Seçime yol alan AKP bilhassa ekonomik alandan çok fena dökülüyor. Bugüne kadar biliyorsunuz “ekonomi büyüyor” meselesi düzeni bayağı bir sürüklemelerini sağladı. Ama şimdi ekonomi büyümüyor, Erdoğan faizlerin yükselmesini engelleyemiyor, cari açık artıyor, fiyatlar artıyor, döviz fırlıyor ve çanlar çalıyor.
Oysa Erdoğan faize karşı olan kesimlere seslenerek ve düşük faiz sayesinde büyüyen ekonomiyi anlatarak başkanlık rejimine ulaşmak istiyor. O kaşını kaldırdığı anda faiz de insin istiyor. Tamamen betona dönüşmüş şehirler, inşaata dayalı bir üretim tarzını yeterli görüyorlar. Bunun için birkaç adamını harcamak hiç mesele değil. Merkez Bankası Başkanı hiç değil.
Seçim kürsüsüne çıkarken ellerindeki tek koz “çok mega çok çılgın çok dramatik çok parlak tripleks yol” ile yatıp kalkacaklar görünüyor. Toplumla aralarındaki açı dev bir uçuruma dönerken böyle oluyor. İşçiler mezara giderken Erdoğan’ın saraya çıktığı düzen artık bayağı bir yerinden ifşa olmuştur. İşte tam da bunu anlatmak bu noktanın üzerine gitmek muhalefet için elzemdir.
Ekonomi uzmanı veya evinin ekonomisini planlayan herkes geçen hafta Erdoğan konuştukça yükselen döviz kurunu izledi. Döviz yükselince tabi ki yurt dışından mal alanların işi çıkmaza girdi. Bu da ithalatı yoğun olan memleketimizde bu kadar kısa bir zamanda ciddi zararlar anlamına geliyor. Erdoğan Merkez Bankası'na, başkanına faizi düşürün diye kükredi döviz fırladı. Ekonomi Bakanı ile Maliye Bakanı kavgalı hale geldi döviz fırladı.

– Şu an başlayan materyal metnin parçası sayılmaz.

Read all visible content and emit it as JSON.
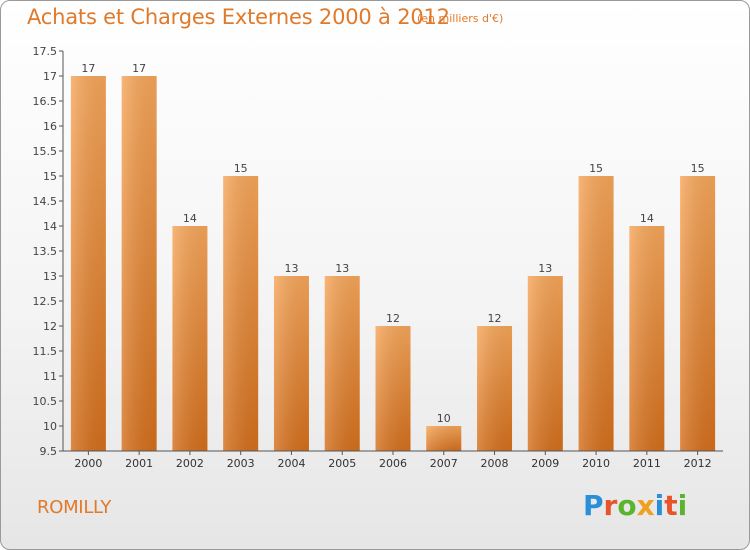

Dövizin fırlamasında AKP’nin hükümet olarak aralarında çatışmasının payı büyüktür. Bu çatışmaların da çoğalacağı açıktır. Ama şunu eklemek lazım dökülen ekonomi çok gerilerden ve derinden gelen kanser türünde bir hastalığın sonucudur. Böyle ekonomiye böyle sonuç olacaktı ve oldu. Ve elbette dünya ekonomisinin krize yaklaşan durumu ile de ilgilidir. Dünyadan da kriz açıklamaları geliyor. Amerikan Merkez Bankası (FED) Başkanı açıkça “yeni bir finansal krizi engelleyemeyiz” diye itiraf ediyor.
Erdoğan’ın “dünya kötüyken biz iyiyiz” lafı da ancak bir siyasi hiciv malzemesidir. Şimdi etrafındaki ekonomi danışmanı diye gezen zevat doların yükselmesinin tadına doyulamayacak bir şey olduğunu anlatmaya çalışıyor. Aman efendim “asıl ihracattan ilerlenmeliymiş ithalat da neymiş ki” diye devam ediyorlar, ………… ordusu diyeyim siz boşluğu istediniz şekilde doldurun.

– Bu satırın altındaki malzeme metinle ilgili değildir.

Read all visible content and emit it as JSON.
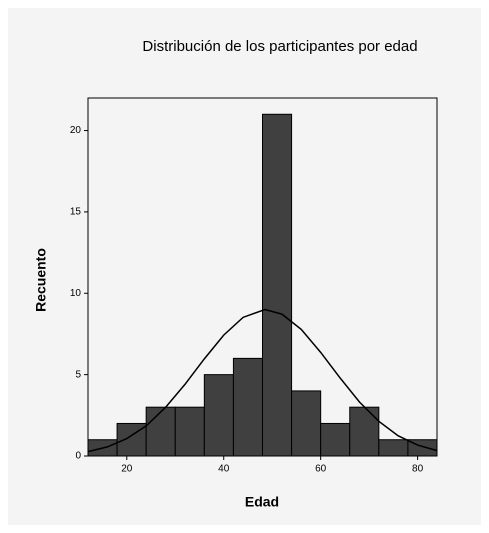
{
  "chart_data": {
    "type": "histogram",
    "title": "Distribución de los participantes por edad",
    "x_label": "Edad",
    "y_label": "Recuento",
    "bins": [
      12,
      18,
      24,
      30,
      36,
      42,
      48,
      54,
      60,
      66,
      72,
      78,
      84
    ],
    "values": [
      1,
      2,
      3,
      3,
      5,
      6,
      21,
      4,
      2,
      3,
      1,
      1
    ],
    "color": "#404040",
    "curve": {
      "x": [
        12,
        16,
        20,
        24,
        28,
        32,
        36,
        40,
        44,
        48.5,
        52,
        56,
        60,
        64,
        68,
        72,
        76,
        80,
        84
      ],
      "y": [
        0.27,
        0.56,
        1.07,
        1.85,
        2.99,
        4.4,
        5.97,
        7.43,
        8.52,
        9,
        8.72,
        7.78,
        6.37,
        4.8,
        3.32,
        2.13,
        1.24,
        0.67,
        0.33
      ]
    },
    "xlim": [
      12,
      84
    ],
    "ylim": [
      0,
      22
    ],
    "xticks": [
      20,
      40,
      60,
      80
    ],
    "yticks": [
      0,
      5,
      10,
      15,
      20
    ]
  }
}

Bu sürecin ardından kaçınılmaz olan kriz ve işsizliği halkın cebinden nasıl karşılayacaklarını planlayacaklar. Kaç kişiyi işten çıkaracaklarını planlayacaklar. Memurlardan ve emeklilerden ne kadar keseceklerini planlayacaklar. Tabi ki toplum da sokağa çıkacak. Ama bunların kafa şöyle işliyor “bu batmanın çıkması da var kardeşim her şey Gezi Direnişi’ndeki faiz lobisi yüzünden oldu. Bir Gezi’ye daha izin vermeyiz. Bu yüzden polisimiz sokakta daha büyük destanlar yazacaktır. Zaten ekonomi de neymiş asıl olan bizim inşaatlar…” şeklinde devam edecek bir felakete kararlılar.

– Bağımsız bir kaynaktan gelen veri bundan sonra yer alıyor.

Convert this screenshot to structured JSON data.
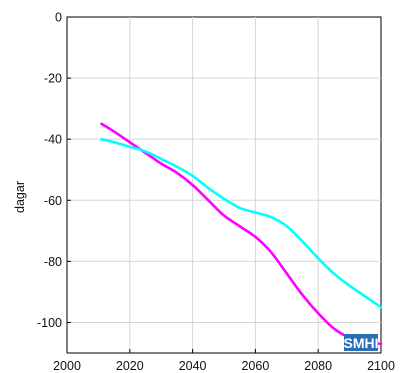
{
  "chart_data": {
    "type": "line",
    "title": "",
    "xlabel": "",
    "ylabel": "dagar",
    "xlim": [
      2000,
      2100
    ],
    "ylim": [
      -110,
      0
    ],
    "x_ticks": [
      2000,
      2020,
      2040,
      2060,
      2080,
      2100
    ],
    "y_ticks": [
      0,
      -20,
      -40,
      -60,
      -80,
      -100
    ],
    "grid": true,
    "series": [
      {
        "color": "#ff00ff",
        "x": [
          2011,
          2015,
          2020,
          2025,
          2030,
          2035,
          2040,
          2045,
          2050,
          2055,
          2060,
          2065,
          2070,
          2075,
          2080,
          2085,
          2090,
          2095,
          2100
        ],
        "y": [
          -35,
          -37.5,
          -41,
          -44.5,
          -48,
          -51,
          -55,
          -60,
          -65,
          -68.5,
          -72,
          -77,
          -84,
          -91,
          -97,
          -102,
          -105,
          -106.5,
          -107
        ]
      },
      {
        "color": "#00ffff",
        "x": [
          2011,
          2015,
          2020,
          2025,
          2030,
          2035,
          2040,
          2045,
          2050,
          2055,
          2060,
          2065,
          2070,
          2075,
          2080,
          2085,
          2090,
          2095,
          2100
        ],
        "y": [
          -40,
          -41,
          -42.5,
          -44,
          -46.5,
          -49,
          -52,
          -56,
          -59.5,
          -62.5,
          -64,
          -65.5,
          -68.5,
          -73.5,
          -79,
          -84,
          -88,
          -91.5,
          -95
        ]
      }
    ]
  },
  "logo": {
    "text": "SMHI",
    "bg_color": "#2a6fb6"
  }
}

Yine de AKP %50 mi? O iş biraz zor. Her gün milyonlarca insan ekmek almak için elini cebine atıyor, birkaç öğün sofralarına oturuyor. Elektrik faturaları el yakan, dövizi durmadan fırlayan, fiyatı fırlayan mandalinayı almak için kırk kere düşündürten ekonomiye halkımızın bir cevabı olacaktır elbet.